My name is Stephanie Bri. I keep my last name to myself. I want to introduce myself so you can get to know me a little.
I am a complicated person. I am an almost middle-aged journalist and sometimes podcaster who loves writing and telling stories.
I didn’t have a childhood. As a transgender woman my childhood was a foggy haze some other person walking around in my body got to live. I share some of that person’s memories. I am finally free from those shackles and so here I am telling the world about the real me, the whole me.
I was born in southern Idaho. I spent most of my life in a car moving from one town to the next for no good reason other than my parents couldn’t get planted. That’s not to say they weren’t, or even aren’t good people, it only means I never stayed anywhere long enough to matter.
I dropped out of high school at the age of 16. I was a day dreamer by nature. Fantasizing about what it would be like to be a girl. I very much hated being born with the wrong physical attributes thus I avoided making connections that would strengthen those traits I despised.

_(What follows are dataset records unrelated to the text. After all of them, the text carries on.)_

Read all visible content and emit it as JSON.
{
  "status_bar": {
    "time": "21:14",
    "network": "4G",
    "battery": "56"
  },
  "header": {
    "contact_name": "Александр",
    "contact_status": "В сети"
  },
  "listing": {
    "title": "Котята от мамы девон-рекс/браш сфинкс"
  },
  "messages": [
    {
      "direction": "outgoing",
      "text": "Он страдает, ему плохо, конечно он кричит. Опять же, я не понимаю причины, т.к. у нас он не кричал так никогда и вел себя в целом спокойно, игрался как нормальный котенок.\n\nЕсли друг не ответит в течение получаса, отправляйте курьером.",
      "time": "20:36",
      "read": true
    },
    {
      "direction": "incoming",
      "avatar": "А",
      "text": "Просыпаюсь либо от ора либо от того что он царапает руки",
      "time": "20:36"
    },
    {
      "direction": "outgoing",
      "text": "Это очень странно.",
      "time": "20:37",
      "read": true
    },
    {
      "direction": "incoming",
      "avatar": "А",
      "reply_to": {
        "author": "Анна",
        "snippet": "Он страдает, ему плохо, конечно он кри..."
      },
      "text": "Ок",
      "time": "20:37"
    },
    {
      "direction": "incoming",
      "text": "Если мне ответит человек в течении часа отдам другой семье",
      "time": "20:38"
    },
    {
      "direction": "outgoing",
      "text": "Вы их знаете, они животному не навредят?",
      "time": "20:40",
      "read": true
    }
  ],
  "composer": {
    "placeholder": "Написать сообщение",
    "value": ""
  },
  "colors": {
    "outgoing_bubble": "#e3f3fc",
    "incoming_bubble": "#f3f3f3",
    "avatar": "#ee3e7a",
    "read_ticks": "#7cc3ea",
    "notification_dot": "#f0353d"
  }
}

I went back to school at 17 and dropped out again. The second time I got an apartment and a roommate. I stumbled from one dead end job to another wishing I had done something better with my life. One summer in the midst of the economic downturn I found myself living in a broken down van in my sisters backyard. Not quite an RV but I treated it as such. A low point in my life you could say. It was the kick in the pants I needed to get off my ass and make real sustainable changes in my life. I got enrolled in a university and began studying broadcast journalism. I instantly fell in love with everything about it.

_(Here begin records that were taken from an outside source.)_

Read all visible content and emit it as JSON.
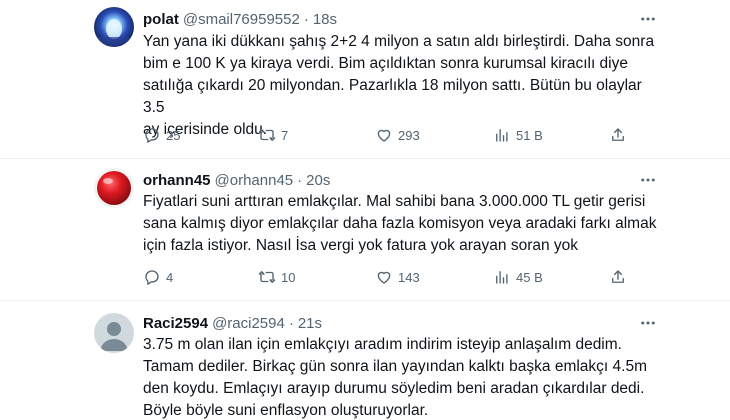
{
  "tweets": [
    {
      "name": "polat",
      "handle": "@smail76959552",
      "dot": "·",
      "time": "18s",
      "lines": [
        "Yan yana iki dükkanı şahış 2+2 4 milyon a satın aldı birleştirdi. Daha sonra",
        "bim e 100 K ya kiraya verdi. Bim açıldıktan sonra kurumsal kiracılı diye",
        "satılığa çıkardı 20 milyondan. Pazarlıkla 18 milyon sattı. Bütün bu olaylar 3.5",
        "ay içerisinde oldu."
      ],
      "replies": "25",
      "retweets": "7",
      "likes": "293",
      "views": "51 B",
      "avatar_color": "#1b2a6b"
    },
    {
      "name": "orhann45",
      "handle": "@orhann45",
      "dot": "·",
      "time": "20s",
      "lines": [
        "Fiyatlari suni arttıran emlakçılar. Mal sahibi bana 3.000.000 TL getir gerisi",
        "sana kalmış diyor emlakçılar daha fazla komisyon veya aradaki farkı almak",
        "için fazla istiyor. Nasıl İsa vergi yok fatura yok arayan soran yok"
      ],
      "replies": "4",
      "retweets": "10",
      "likes": "143",
      "views": "45 B",
      "avatar_color": "#d3131b"
    },
    {
      "name": "Raci2594",
      "handle": "@raci2594",
      "dot": "·",
      "time": "21s",
      "lines": [
        "3.75 m olan ilan için emlakçıyı aradım indirim isteyip anlaşalım dedim.",
        "Tamam dediler. Birkaç gün sonra ilan yayından kalktı başka emlakçı 4.5m",
        "den koydu. Emlaçıyı arayıp durumu söyledim beni aradan çıkardılar dedi.",
        "Böyle böyle suni enflasyon oluşturuyorlar."
      ],
      "avatar_color": "#cfd9de"
    }
  ],
  "colors": {
    "text": "#0f1419",
    "secondary": "#536471",
    "divider": "#eff3f4"
  }
}
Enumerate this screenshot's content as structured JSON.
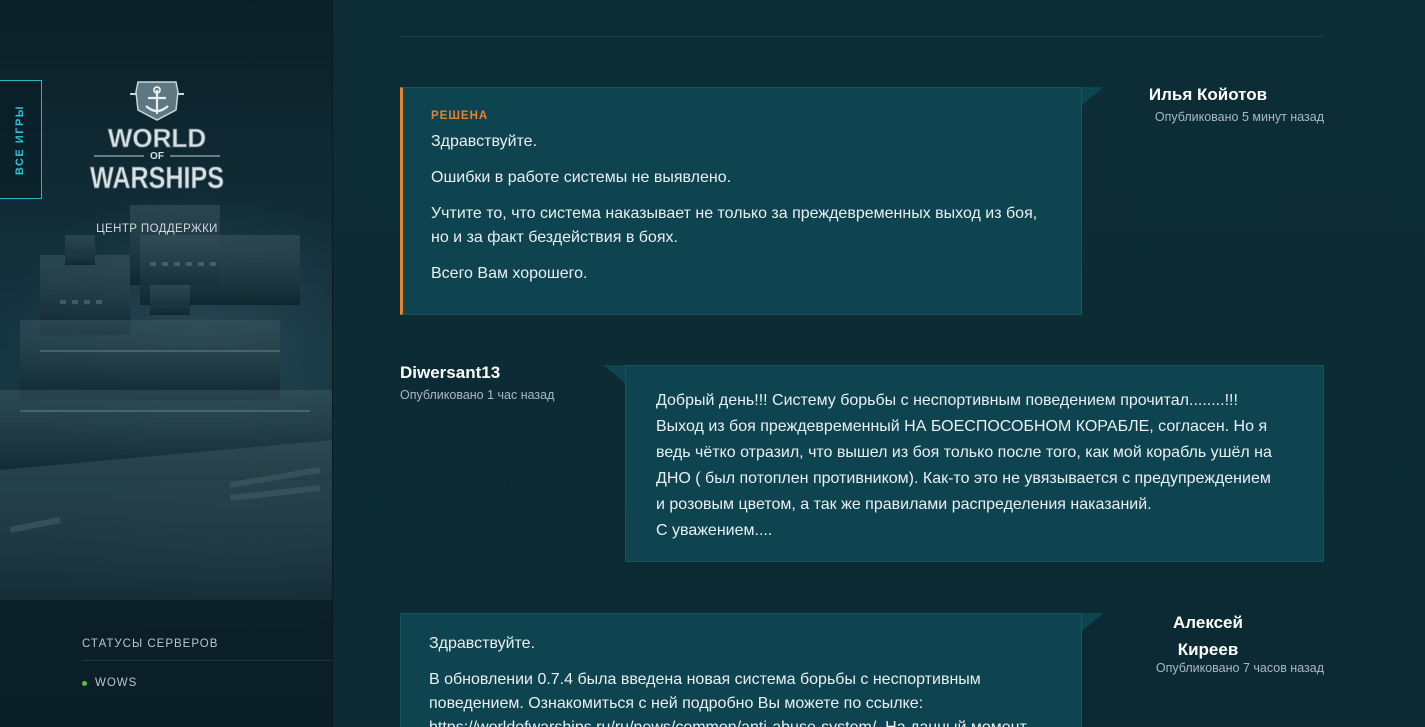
{
  "sidebar": {
    "all_games_label": "ВСЕ ИГРЫ",
    "logo": {
      "line1": "WORLD",
      "line2": "OF",
      "line3": "WARSHIPS"
    },
    "support_center": "ЦЕНТР ПОДДЕРЖКИ",
    "server_status_title": "СТАТУСЫ СЕРВЕРОВ",
    "servers": [
      {
        "name": "WOWS",
        "status_color": "#5fbf3a"
      }
    ]
  },
  "colors": {
    "accent_orange": "#e3832e",
    "accent_cyan": "#2ec2d6",
    "bubble_bg": "#0e4350"
  },
  "messages": [
    {
      "author": "Илья Койотов",
      "published": "Опубликовано 5 минут назад",
      "status": "РЕШЕНА",
      "paragraphs": [
        "Здравствуйте.",
        "Ошибки в работе системы не выявлено.",
        "Учтите то, что система наказывает не только за преждевременных выход из боя, но и за факт бездействия в боях.",
        "Всего Вам хорошего."
      ]
    },
    {
      "author": "Diwersant13",
      "published": "Опубликовано 1 час назад",
      "lines": [
        "Добрый день!!! Систему борьбы с неспортивным поведением прочитал........!!!",
        "Выход из боя преждевременный НА БОЕСПОСОБНОМ КОРАБЛЕ, согласен. Но я",
        "ведь чётко отразил, что вышел из боя только после того, как мой корабль ушёл на",
        "ДНО ( был потоплен противником). Как-то это не увязывается с предупреждением",
        "и розовым цветом, а так же правилами распределения наказаний.",
        "С уважением...."
      ]
    },
    {
      "author_line1": "Алексей",
      "author_line2": "Киреев",
      "published": "Опубликовано 7 часов назад",
      "paragraph1": "Здравствуйте.",
      "paragraph2_start": "В обновлении 0.7.4 была введена новая система борьбы с неспортивным поведением. Ознакомиться с ней подробно Вы можете по ссылке: ",
      "link": "https://worldofwarships.ru/ru/news/common/anti-abuse-system/",
      "paragraph2_end": ". На данный момент"
    }
  ]
}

After leaving college I found myself working part time at in an entry-level position at a local TV station in central Nebraska. I did that for a spell before moving to Texas where I landed my first full time gig as a journalist. I was a news reporter for a local small town community newspaper. I loved every minute of it and wouldn’t trade that experience for the world. It helped me really learn what the heart and soul of journalism was. I have since then been a reporter for a daily newspaper before finding myself working as a producer for an evening newscast at another local TV station.

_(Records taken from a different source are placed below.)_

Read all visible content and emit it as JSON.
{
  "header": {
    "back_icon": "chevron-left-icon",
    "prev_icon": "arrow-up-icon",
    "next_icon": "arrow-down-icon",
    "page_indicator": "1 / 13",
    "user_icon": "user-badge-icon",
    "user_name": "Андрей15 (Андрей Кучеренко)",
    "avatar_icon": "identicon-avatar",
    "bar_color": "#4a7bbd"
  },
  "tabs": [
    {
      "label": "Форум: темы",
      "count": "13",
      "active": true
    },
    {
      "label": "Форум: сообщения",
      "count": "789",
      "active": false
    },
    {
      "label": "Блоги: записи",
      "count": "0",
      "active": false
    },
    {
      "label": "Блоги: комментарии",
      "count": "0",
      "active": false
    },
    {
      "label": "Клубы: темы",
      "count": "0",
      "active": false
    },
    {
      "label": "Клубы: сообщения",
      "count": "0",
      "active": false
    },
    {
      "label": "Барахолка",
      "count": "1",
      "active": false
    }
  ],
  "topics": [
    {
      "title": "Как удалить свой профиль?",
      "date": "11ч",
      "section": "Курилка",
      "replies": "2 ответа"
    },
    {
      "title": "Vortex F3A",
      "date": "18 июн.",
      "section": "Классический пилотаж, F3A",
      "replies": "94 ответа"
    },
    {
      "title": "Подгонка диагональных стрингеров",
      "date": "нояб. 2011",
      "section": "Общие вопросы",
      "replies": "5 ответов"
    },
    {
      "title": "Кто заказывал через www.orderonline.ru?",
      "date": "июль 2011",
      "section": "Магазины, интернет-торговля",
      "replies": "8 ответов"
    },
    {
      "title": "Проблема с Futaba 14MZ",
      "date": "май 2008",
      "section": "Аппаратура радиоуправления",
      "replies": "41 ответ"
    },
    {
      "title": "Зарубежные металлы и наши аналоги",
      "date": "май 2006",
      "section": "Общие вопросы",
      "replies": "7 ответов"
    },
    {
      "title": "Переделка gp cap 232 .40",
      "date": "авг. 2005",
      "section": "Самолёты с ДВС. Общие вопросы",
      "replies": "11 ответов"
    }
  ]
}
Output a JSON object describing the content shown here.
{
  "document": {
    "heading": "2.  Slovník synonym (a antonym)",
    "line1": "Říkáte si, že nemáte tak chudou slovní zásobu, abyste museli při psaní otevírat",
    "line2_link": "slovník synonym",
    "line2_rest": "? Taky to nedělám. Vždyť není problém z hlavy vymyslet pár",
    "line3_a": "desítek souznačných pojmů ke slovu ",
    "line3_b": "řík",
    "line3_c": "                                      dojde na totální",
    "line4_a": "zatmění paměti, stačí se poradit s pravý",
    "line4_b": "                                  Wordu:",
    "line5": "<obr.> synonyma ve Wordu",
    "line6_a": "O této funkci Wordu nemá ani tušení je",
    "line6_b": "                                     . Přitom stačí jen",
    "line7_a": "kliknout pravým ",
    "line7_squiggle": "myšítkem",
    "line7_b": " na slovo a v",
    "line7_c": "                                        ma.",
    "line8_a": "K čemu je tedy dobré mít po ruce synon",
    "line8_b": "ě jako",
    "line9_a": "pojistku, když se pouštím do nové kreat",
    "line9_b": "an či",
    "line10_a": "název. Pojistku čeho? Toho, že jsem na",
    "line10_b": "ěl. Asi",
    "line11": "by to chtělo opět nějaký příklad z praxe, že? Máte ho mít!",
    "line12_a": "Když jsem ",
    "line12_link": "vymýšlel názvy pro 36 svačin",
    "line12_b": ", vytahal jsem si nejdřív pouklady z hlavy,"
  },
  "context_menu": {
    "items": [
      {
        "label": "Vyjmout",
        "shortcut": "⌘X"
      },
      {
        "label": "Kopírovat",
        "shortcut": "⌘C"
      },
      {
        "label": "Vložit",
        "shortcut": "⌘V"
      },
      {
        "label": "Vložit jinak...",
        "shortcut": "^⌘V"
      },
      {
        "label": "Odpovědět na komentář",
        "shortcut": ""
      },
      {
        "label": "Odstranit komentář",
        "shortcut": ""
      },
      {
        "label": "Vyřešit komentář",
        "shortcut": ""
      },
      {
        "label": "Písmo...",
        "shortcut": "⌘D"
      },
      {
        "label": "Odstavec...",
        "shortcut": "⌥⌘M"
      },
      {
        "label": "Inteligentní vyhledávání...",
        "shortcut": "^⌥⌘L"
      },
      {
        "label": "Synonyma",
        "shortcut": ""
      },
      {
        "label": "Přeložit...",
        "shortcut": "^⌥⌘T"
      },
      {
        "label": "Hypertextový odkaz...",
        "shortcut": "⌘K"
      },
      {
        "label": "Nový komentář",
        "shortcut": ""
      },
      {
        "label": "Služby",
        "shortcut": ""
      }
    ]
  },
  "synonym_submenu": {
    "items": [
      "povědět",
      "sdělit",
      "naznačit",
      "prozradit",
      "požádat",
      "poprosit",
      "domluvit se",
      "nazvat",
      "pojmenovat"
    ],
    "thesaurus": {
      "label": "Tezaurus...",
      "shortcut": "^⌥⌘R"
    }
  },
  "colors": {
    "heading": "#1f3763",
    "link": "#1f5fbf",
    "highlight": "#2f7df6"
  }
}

Along the way I also learned I loved talking into the microphone. I tried my hand as a DJ first for weddings then radio. I eventually landed on podcast host. I produce a show called the Dark Web podcast once a week or so. It’s nothing special just a way for me to organize my thoughts on my days off.
I was raised baptist. I converted to Catholic. I am also a transgender woman. I have spent my whole life hiding from that. Today I try to live my life as the real me. I hope maybe I can inspire others. I also hope that I can do my part to make the world a better place. In the meantime checkout some of my articles, videos and listen to my podcast if you like.
They say life is a race. When I was in high school I ran the 800 meter run. I always finished last. Even in last place I always had someone running beside me cheering me on. Run the race at your own pace. We’re all heading towards the same finish line.